We all love a good tune. A great song gets our feet tapping, our head banging, or our voice humming. But music’s power extends beyond just enjoyment.

For decades, therapists have also used it as a means to help people’s mental processes, intelligence, emotional stability, and physical functionality. Music therapists have even reversed or treated early stages of diseases such as dementia and Parkinson’s with the help of music.

So why not utilise music while you’re sitting in the dental chair?

Tuning Up

Research has proven that listening to the right music has a profound effect on human brain waves. It can distract and divert attention away from stressful stimuli (like a dental drill) by blocking unpleasant environmental sounds. Music can also promote feelings of physical and mental refocusing the mind on pleasurable emotional states.

Certain types of music can decrease blood pressure, heart rate, and slow breathing. And it doesn’t have to necessarily be the zen tracks you hear at massage parlours either. To be effective, the music should be your choice, what you enjoy, and just loud enough to drown out most of the surgery sounds without blasting in your ears.

If you don’t enjoy traditionally calming music, like classical symphonies, jazz, or minimalist tracks, and you put it on, your body will still probably react in a distressed/agitated way, so it won’t help. It’s important that you choose music that you like and know.
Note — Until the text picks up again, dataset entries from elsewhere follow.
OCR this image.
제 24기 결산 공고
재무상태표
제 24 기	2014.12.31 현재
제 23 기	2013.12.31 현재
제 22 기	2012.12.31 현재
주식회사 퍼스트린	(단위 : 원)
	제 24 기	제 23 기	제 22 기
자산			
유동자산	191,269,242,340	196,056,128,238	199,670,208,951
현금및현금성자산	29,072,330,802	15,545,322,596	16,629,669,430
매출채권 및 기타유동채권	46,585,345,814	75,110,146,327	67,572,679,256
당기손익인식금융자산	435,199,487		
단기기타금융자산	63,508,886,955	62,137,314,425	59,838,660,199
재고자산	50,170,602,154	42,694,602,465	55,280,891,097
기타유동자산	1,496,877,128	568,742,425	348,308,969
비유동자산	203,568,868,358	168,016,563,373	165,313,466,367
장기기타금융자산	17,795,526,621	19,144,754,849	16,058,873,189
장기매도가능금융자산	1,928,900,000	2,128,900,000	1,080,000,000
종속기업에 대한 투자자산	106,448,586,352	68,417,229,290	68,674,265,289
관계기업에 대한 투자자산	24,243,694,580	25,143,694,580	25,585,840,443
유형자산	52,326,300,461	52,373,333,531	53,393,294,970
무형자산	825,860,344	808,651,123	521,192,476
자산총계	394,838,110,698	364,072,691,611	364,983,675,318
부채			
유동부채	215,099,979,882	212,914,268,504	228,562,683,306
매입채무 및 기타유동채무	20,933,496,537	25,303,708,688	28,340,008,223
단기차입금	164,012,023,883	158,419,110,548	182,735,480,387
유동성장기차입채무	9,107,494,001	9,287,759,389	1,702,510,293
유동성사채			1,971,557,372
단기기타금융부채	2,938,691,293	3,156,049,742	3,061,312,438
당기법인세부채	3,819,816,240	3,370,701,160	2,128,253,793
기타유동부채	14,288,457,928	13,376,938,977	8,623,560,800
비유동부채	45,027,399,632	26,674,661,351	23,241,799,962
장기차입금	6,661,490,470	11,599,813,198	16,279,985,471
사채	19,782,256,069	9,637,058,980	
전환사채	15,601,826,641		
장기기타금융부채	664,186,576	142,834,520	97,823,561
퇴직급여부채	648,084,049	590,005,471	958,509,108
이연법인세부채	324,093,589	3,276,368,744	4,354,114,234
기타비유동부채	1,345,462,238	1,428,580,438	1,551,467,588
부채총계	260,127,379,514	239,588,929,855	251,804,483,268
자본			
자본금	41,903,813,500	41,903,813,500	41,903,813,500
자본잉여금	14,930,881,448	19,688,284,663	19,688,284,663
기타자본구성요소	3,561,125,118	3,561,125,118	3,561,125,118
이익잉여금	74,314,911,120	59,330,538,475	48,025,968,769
Also, keep in mind that your body entrains to music. What does that mean? Well, your body has its own rhythms (your heart beat and rate of breathing, for example). So if you pick a really fast song, your body’s rhythms are going to entrain or follow that song’s rhythm. The slower the rhythm/beat, the more likely your body will calm into a relaxed state.

Surgical Suggestions

There are several ways you can incorporate music into your dental appointment. If your dentist plays the radio over the PA system of the surgery, you can request your favourite radio station and they’ll probably oblige your request (so long as it doesn’t disturb other patients).

You can also plug in your earphones and play music from your phone or iPod. Just remember to adjust the volume so it’s not blasting in your ears for the hour or two you’re in the dental chair. Long-term exposure to high volumes will ruin your hearing. If you’ve got wireless headphones, even better – that way, your dentist won’t be concerned about accidentally pulling your earphones off.